Scopre la sua vocazione artistica sul finire degli anni '60. Frequenta la scuola d'arte di Umberto Folli, docente all'Accademia di Ravenna e, per diversi anni, lo studio del pittore-architetto Ettore Panighi, insegnante al Liceo artistico della stessa città .
Si iscrive ai corsi liberi dell'Accademia di Ravenna e assiste alle lezioni di Storia dell'Arte di Raffaele de Grada. Su questa solida formazione figurativa, l'artista innesta una tensione pittorica fondata sul valore della materia e sulla pregnanza gestuale dell'immagine.
I suoi primi temi sono nature morte, paesaggi e figure, per passare, negli anni successivi, a soggetti del vivere quotidiano, come locomotive, cavalli e cavalieri, carrozzine e bambini, uccelli in gabbia, gatti e ancora soggetti appartenenti alla sfera inconscia, come angeli, cristi, madonne regine, musicisti.

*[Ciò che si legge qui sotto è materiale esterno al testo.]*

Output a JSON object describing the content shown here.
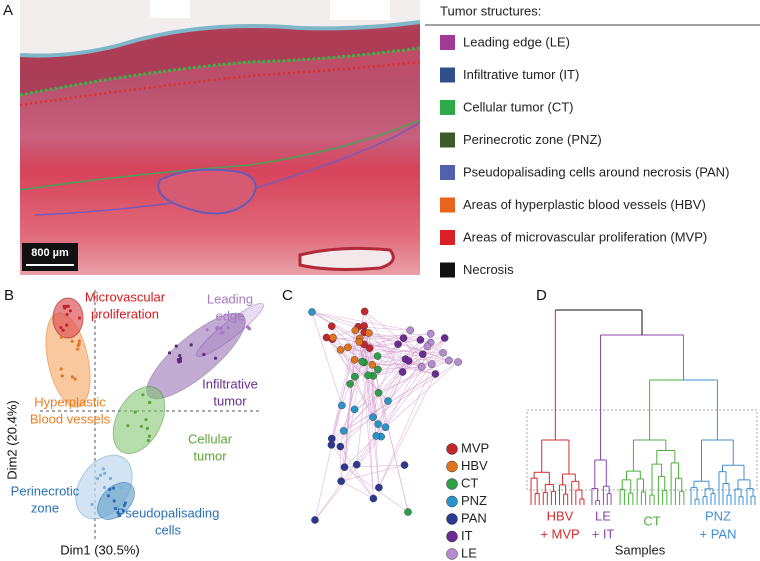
{
  "panel_a": {
    "letter": "A",
    "scale_bar": "800 µm",
    "legend_title": "Tumor structures:",
    "legend": [
      {
        "label": "Leading edge (LE)",
        "color": "#a03a95"
      },
      {
        "label": "Infiltrative tumor (IT)",
        "color": "#2f4f8a"
      },
      {
        "label": "Cellular tumor (CT)",
        "color": "#2eaa48"
      },
      {
        "label": "Perinecrotic zone (PNZ)",
        "color": "#3d5a2a"
      },
      {
        "label": "Pseudopalisading cells around necrosis (PAN)",
        "color": "#5161ad"
      },
      {
        "label": "Areas of hyperplastic blood vessels (HBV)",
        "color": "#e8641e"
      },
      {
        "label": "Areas of microvascular proliferation (MVP)",
        "color": "#dc1f26"
      },
      {
        "label": "Necrosis",
        "color": "#111111"
      }
    ]
  },
  "panel_b": {
    "letter": "B",
    "x_label": "Dim1 (30.5%)",
    "y_label": "Dim2 (20.4%)",
    "groups": [
      {
        "lines": [
          "Microvascular",
          "proliferation"
        ],
        "color": "#d7191c"
      },
      {
        "lines": [
          "Leading",
          "edge"
        ],
        "color": "#a779c4"
      },
      {
        "lines": [
          "Infiltrative",
          "tumor"
        ],
        "color": "#6a2c91"
      },
      {
        "lines": [
          "Hyperplastic",
          "Blood vessels"
        ],
        "color": "#ee7d22"
      },
      {
        "lines": [
          "Cellular",
          "tumor"
        ],
        "color": "#5fa532"
      },
      {
        "lines": [
          "Perinecrotic",
          "zone"
        ],
        "color": "#2a6fb5"
      },
      {
        "lines": [
          "Pseudopalisading",
          "cells"
        ],
        "color": "#2a6fb5"
      }
    ]
  },
  "panel_c": {
    "letter": "C",
    "legend": [
      {
        "label": "MVP",
        "color": "#c0282d"
      },
      {
        "label": "HBV",
        "color": "#e0731d"
      },
      {
        "label": "CT",
        "color": "#2e9e48"
      },
      {
        "label": "PNZ",
        "color": "#2a93c9"
      },
      {
        "label": "PAN",
        "color": "#2b3990"
      },
      {
        "label": "IT",
        "color": "#6a2c91"
      },
      {
        "label": "LE",
        "color": "#b58ccf"
      }
    ]
  },
  "panel_d": {
    "letter": "D",
    "x_label": "Samples",
    "groups": [
      {
        "lines": [
          "HBV",
          "+ MVP"
        ],
        "color": "#d62b2b"
      },
      {
        "lines": [
          "LE",
          "+ IT"
        ],
        "color": "#8e44ad"
      },
      {
        "lines": [
          "CT"
        ],
        "color": "#4caf3c"
      },
      {
        "lines": [
          "PNZ",
          "+ PAN"
        ],
        "color": "#3f8fd0"
      }
    ]
  }
}
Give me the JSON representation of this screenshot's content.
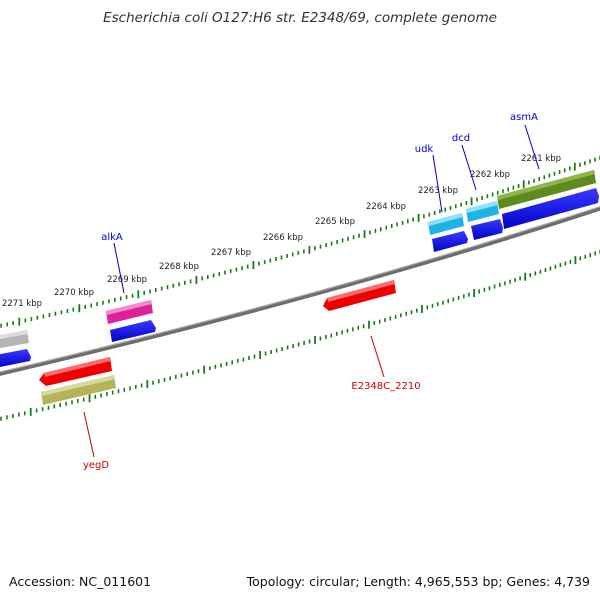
{
  "title": "Escherichia coli O127:H6 str. E2348/69, complete genome",
  "footer": {
    "accession": "Accession: NC_011601",
    "summary": "Topology: circular; Length: 4,965,553 bp; Genes: 4,739"
  },
  "colors": {
    "backbone": "#7a7a7a",
    "ticks": "#1a7a1a",
    "tick_label": "#222222",
    "gene_label_forward": "#0000cc",
    "gene_label_reverse": "#cc0000",
    "cds": "#0000ee"
  },
  "ruler": {
    "labels": [
      "2261 kbp",
      "2262 kbp",
      "2263 kbp",
      "2264 kbp",
      "2265 kbp",
      "2266 kbp",
      "2267 kbp",
      "2268 kbp",
      "2269 kbp",
      "2270 kbp",
      "2271 kbp"
    ]
  },
  "gene_labels": [
    {
      "name": "asmA",
      "strand": "forward"
    },
    {
      "name": "dcd",
      "strand": "forward"
    },
    {
      "name": "udk",
      "strand": "forward"
    },
    {
      "name": "alkA",
      "strand": "forward"
    },
    {
      "name": "E2348C_2210",
      "strand": "reverse"
    },
    {
      "name": "yegD",
      "strand": "reverse"
    }
  ]
}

Dai primi anni '70 agli ultimi anni '80, Spazzoli è invitato a diverse edizioni della Biennale d'arte romagnola (1976-1982) e tiene personali presso la Galleria di S. Mercuriale, Forlì (1980), il Palazzo del Podestà , Faenza (1980) e la Galleria Nuovo Ruolo, Forlì (1984). Nel corso degli anni '90 è presente in mostre ed eventi artistici in Italia, Germania, Olanda, Belgio, Spagna, Francia.
E' del 1995 la personale 'Ver Sacrum' all'Oratorio di San Sebastiano di Forlì a cura di Valerio Dehò, con una testimonianza critica di Franco Patruno che parla di un 'notturno intuire, da parte di Spazzoli, l'ansia e l'angoscia di uomini e donne di ogni latitudine e gli oscuri mali che attraversano e piagano il cuore umano'. Dal 2000 ad oggi, è invitato ad importanti manifestazioni artistiche, tra cui 'Novecento in Romagna', Cesena (2001) a cura di Claudio Spadoni e 'Trentaquaranta' a cura di Orlando Piraccini, presso la Galleria Comunale, Faenza (2003). Infine, 'Percorsi comunicanti' in Palazzo Albertini, Forlì.